8:42 A: Not much to report, other than my secondary (laptop) screen seems incredibly tiny. I spent a lot of time sitting this weekend at the SD RailsBridge conference, and my feet thanked me for that.

10:10 A: My heels are kind of achey already. The mats I ordered last week are on backorder (of course they are). Got my new drawers assembled and put stuff in it, but I haven’t gotten the cable organizer installed yet. I can’t stand the spaghetti of cables hanging down at the moment. The old desk had a solid back, so you couldn’t see anything behind it (or get anything when it fell down, cue me lying on the desk reaching for the dropped cables).

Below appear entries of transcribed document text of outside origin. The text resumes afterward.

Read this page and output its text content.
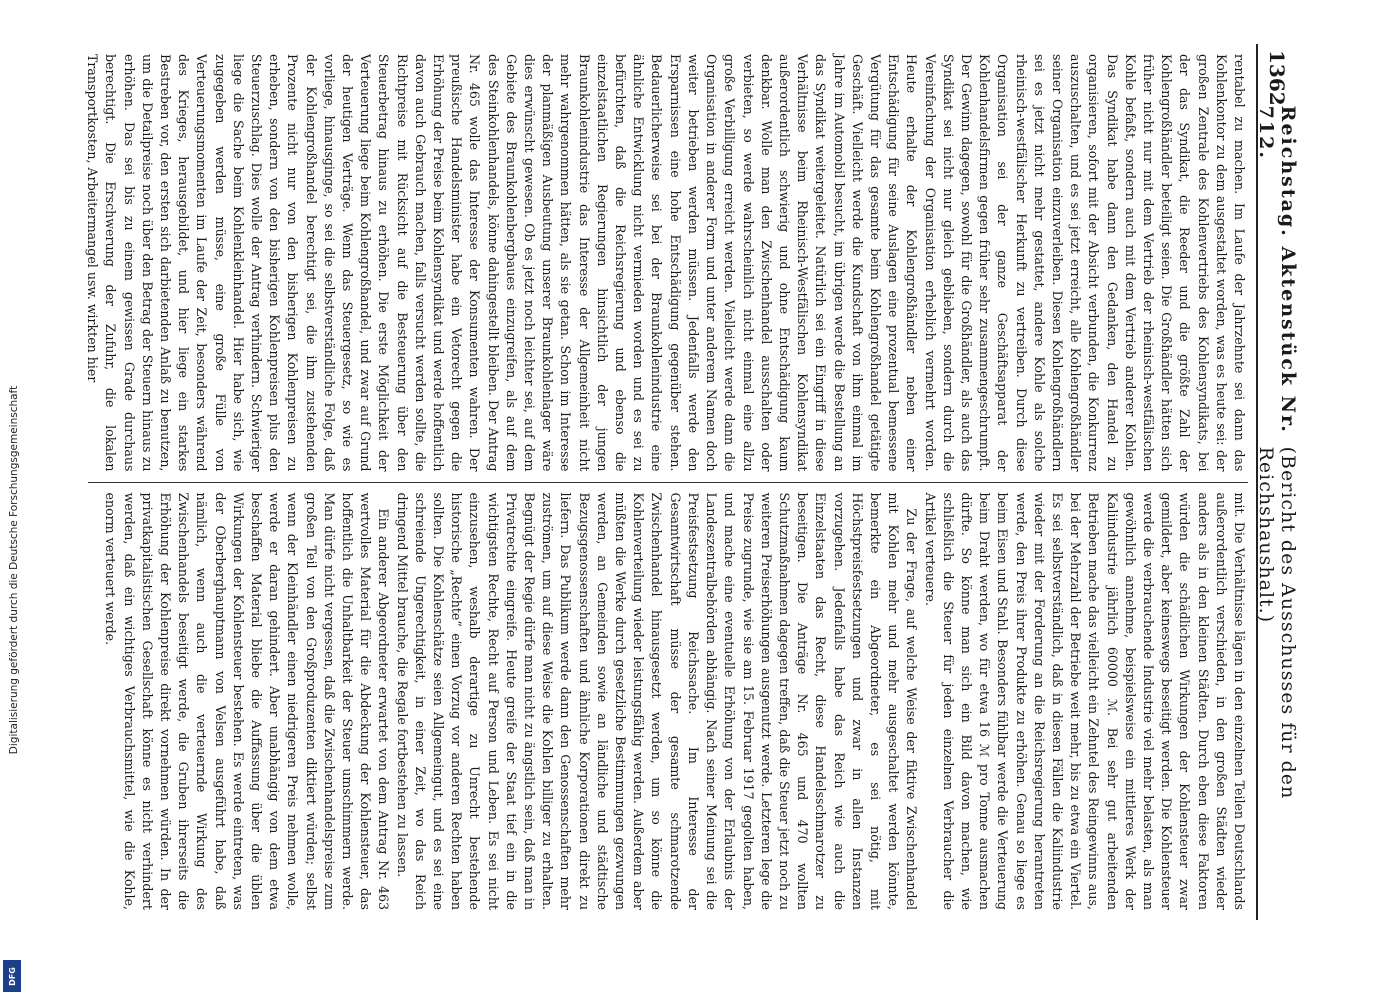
1362
Reichstag. Aktenstück Nr. 712.
(Bericht des Ausschusses für den Reichshaushalt.)

rentabel zu machen. Im Laufe der Jahrzehnte sei dann das Kohlenkontor zu dem ausgestaltet worden, was es heute sei: der großen Zentrale des Kohlenvertriebs des Kohlensyndikats, bei der das Syndikat, die Reeder und die größte Zahl der Kohlengroßhändler beteiligt seien. Die Großhändler hätten sich früher nicht nur mit dem Vertrieb der rheinisch-westfälischen Kohle befaßt, sondern auch mit dem Vertrieb anderer Kohlen. Das Syndikat habe dann den Gedanken, den Handel zu organisieren, sofort mit der Absicht verbunden, die Konkurrenz auszuschalten, und es sei jetzt erreicht, alle Kohlengroßhändler seiner Organisation einzuverleiben. Diesen Kohlengroßhändlern sei es jetzt nicht mehr gestattet, andere Kohle als solche rheinisch-westfälischer Herkunft zu vertreiben. Durch diese Organisation sei der ganze Geschäftsapparat der Kohlenhandelsfirmen gegen früher sehr zusammengeschrumpft. Der Gewinn dagegen, sowohl für die Großhändler, als auch das Syndikat sei nicht nur gleich geblieben, sondern durch die Vereinfachung der Organisation erheblich vermehrt worden. Heute erhalte der Kohlengroßhändler neben einer Entschädigung für seine Auslagen eine prozentual bemessene Vergütung für das gesamte beim Kohlengroßhandel getätigte Geschäft. Vielleicht werde die Kundschaft von ihm einmal im Jahre im Automobil besucht, im übrigen werde die Bestellung an das Syndikat weitergeleitet. Natürlich sei ein Eingriff in diese Verhältnisse beim Rheinisch-Westfälischen Kohlensyndikat außerordentlich schwierig und ohne Entschädigung kaum denkbar. Wolle man den Zwischenhandel ausschalten oder verbieten, so werde wahrscheinlich nicht einmal eine allzu große Verbilligung erreicht werden. Vielleicht werde dann die Organisation in anderer Form und unter anderem Namen doch weiter betrieben werden müssen. Jedenfalls werde den Ersparnissen eine hohe Entschädigung gegenüber stehen. Bedauerlicherweise sei bei der Braunkohlenindustrie eine ähnliche Entwicklung nicht vermieden worden und es sei zu befürchten, daß die Reichsregierung und ebenso die einzelstaatlichen Regierungen hinsichtlich der jungen Braunkohlenindustrie das Interesse der Allgemeinheit nicht mehr wahrgenommen hätten, als sie getan. Schon im Interesse der planmäßigen Ausbeutung unserer Braunkohlenlager wäre dies erwünscht gewesen. Ob es jetzt noch leichter sei, auf dem Gebiete des Braunkohlenbergbaues einzugreifen, als auf dem des Steinkohlenhandels, könne dahingestellt bleiben. Der Antrag Nr. 465 wolle das Interesse der Konsumenten wahren. Der preußische Handelsminister habe ein Vetorecht gegen die Erhöhung der Preise beim Kohlensyndikat und werde hoffentlich davon auch Gebrauch machen, falls versucht werden sollte, die Richtpreise mit Rücksicht auf die Besteuerung über den Steuerbetrag hinaus zu erhöhen. Die erste Möglichkeit der Verteuerung liege beim Kohlengroßhandel, und zwar auf Grund der heutigen Verträge. Wenn das Steuergesetz, so wie es vorliege, hinausginge, so sei die selbstverständliche Folge, daß der Kohlengroßhandel berechtigt sei, die ihm zustehenden Prozente nicht nur von den bisherigen Kohlenpreisen zu erheben, sondern von den bisherigen Kohlenpreisen plus den Steuerzuschlag. Dies wolle der Antrag verhindern. Schwieriger liege die Sache beim Kohlenkleinhandel. Hier habe sich, wie zugegeben werden müsse, eine große Fülle von Verteuerungsmomenten im Laufe der Zeit, besonders während des Krieges, herausgebildet, und hier liege ein starkes Bestreben vor, den ersten sich darbietenden Anlaß zu benutzen, um die Detailpreise noch über den Betrag der Steuern hinaus zu erhöhen. Das sei bis zu einem gewissen Grade durchaus berechtigt. Die Erschwerung der Zufuhr, die lokalen Transportkosten, Arbeitermangel usw. wirkten hier

mit. Die Verhältnisse lägen in den einzelnen Teilen Deutschlands außerordentlich verschieden, in den großen Städten wieder anders als in den kleinen Städten. Durch eben diese Faktoren würden die schädlichen Wirkungen der Kohlensteuer zwar gemildert, aber keineswegs beseitigt werden. Die Kohlensteuer werde die verbrauchende Industrie viel mehr belasten, als man gewöhnlich annehme, beispielsweise ein mittleres Werk der Kaliindustrie jährlich 60000 ℳ. Bei sehr gut arbeitenden Betrieben mache das vielleicht ein Zehntel des Reingewinns aus, bei der Mehrzahl der Betriebe weit mehr, bis zu etwa ein Viertel. Es sei selbstverständlich, daß in diesen Fällen die Kaliindustrie wieder mit der Forderung an die Reichsregierung herantreten werde, den Preis ihrer Produkte zu erhöhen. Genau so liege es beim Eisen und Stahl. Besonders fühlbar werde die Verteuerung beim Draht werden, wo für etwa 16 ℳ pro Tonne ausmachen dürfte. So könne man sich ein Bild davon machen, wie schließlich die Steuer für jeden einzelnen Verbraucher die Artikel verteuere.

Zu der Frage, auf welche Weise der fiktive Zwischenhandel mit Kohlen mehr und mehr ausgeschaltet werden könnte, bemerkte ein Abgeordneter, es sei nötig, mit Höchstpreisfestsetzungen und zwar in allen Instanzen vorzugehen. Jedenfalls habe das Reich wie auch die Einzelstaaten das Recht, diese Handelsschmarotzer zu beseitigen. Die Anträge Nr. 465 und 470 wollten Schutzmaßnahmen dagegen treffen, daß die Steuer jetzt noch zu weiteren Preiserhöhungen ausgenutzt werde. Letzteren lege die Preise zugrunde, wie sie am 15. Februar 1917 gegolten haben, und mache eine eventuelle Erhöhung von der Erlaubnis der Landeszentralbehörden abhängig. Nach seiner Meinung sei die Preisfestsetzung Reichssache. Im Interesse der Gesamtwirtschaft müsse der gesamte schmarotzende Zwischenhandel hinausgesetzt werden, um so könne die Kohlenverteilung wieder leistungsfähig werden. Außerdem aber müßten die Werke durch gesetzliche Bestimmungen gezwungen werden, an Gemeinden sowie an ländliche und städtische Bezugsgenossenschaften und ähnliche Korporationen direkt zu liefern. Das Publikum werde dann den Genossenschaften mehr zuströmen, um auf diese Weise die Kohlen billiger zu erhalten. Begnügt der Regie dürfe man nicht zu ängstlich sein, daß man in Privatrechte eingreife. Heute greife der Staat tief ein in die wichtigsten Rechte, Recht auf Person und Leben. Es sei nicht einzusehen, weshalb derartige zu Unrecht bestehende historische „Rechte“ einen Vorzug vor anderen Rechten haben sollten. Die Kohlenschätze seien Allgemeingut, und es sei eine schreiende Ungerechtigkeit, in einer Zeit, wo das Reich dringend Mittel brauche, die Regale fortbestehen zu lassen.

Ein anderer Abgeordneter erwartet von dem Antrag Nr. 463 wertvolles Material für die Abdeckung der Kohlensteuer, das hoffentlich die Unhaltbarkeit der Steuer umschimmern werde. Man dürfe nicht vergessen, daß die Zwischenhandelspreise zum großen Teil von den Großproduzenten diktiert würden; selbst wenn der Kleinhändler einen niedrigeren Preis nehmen wolle, werde er daran gehindert. Aber unabhängig von dem etwa beschaffen Material bliebe die Auffassung über die üblen Wirkungen der Kohlensteuer bestehen. Es werde eintreten, was der Oberberghauptmann von Velsen ausgeführt habe, daß nämlich, wenn auch die verteuernde Wirkung des Zwischenhandels beseitigt werde, die Gruben ihrerseits die Erhöhung der Kohlenpreise direkt vornehmen würden. In der privatkapitalistischen Gesellschaft könne es nicht verhindert werden, daß ein wichtiges Verbrauchsmittel, wie die Kohle, enorm verteuert werde.

Digitalisierung gefördert durch die Deutsche Forschungsgemeinschaft
DFG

11:14 A: One hunt for the drill, one hunt for the drill bit, and a bunch of wiggling later, and now we are cably-managed. Off to the far right, you can also see the white drawers I picked up from Ikea.

Before:
without cable management
After:
with cable management

1:10 P: Back from tasty garlic for lunch. My head is being kind of migrainey, so I’m not sure how long I’ll last standing the rest of the day.
5:20 P: Well, my head was unhappy the rest of the day and I blobbed on the couch for the afternoon. Then we moved our old desks outside for pickup tomorrow (don’t steal them). So, I basically didn’t stand at all the rest of the day.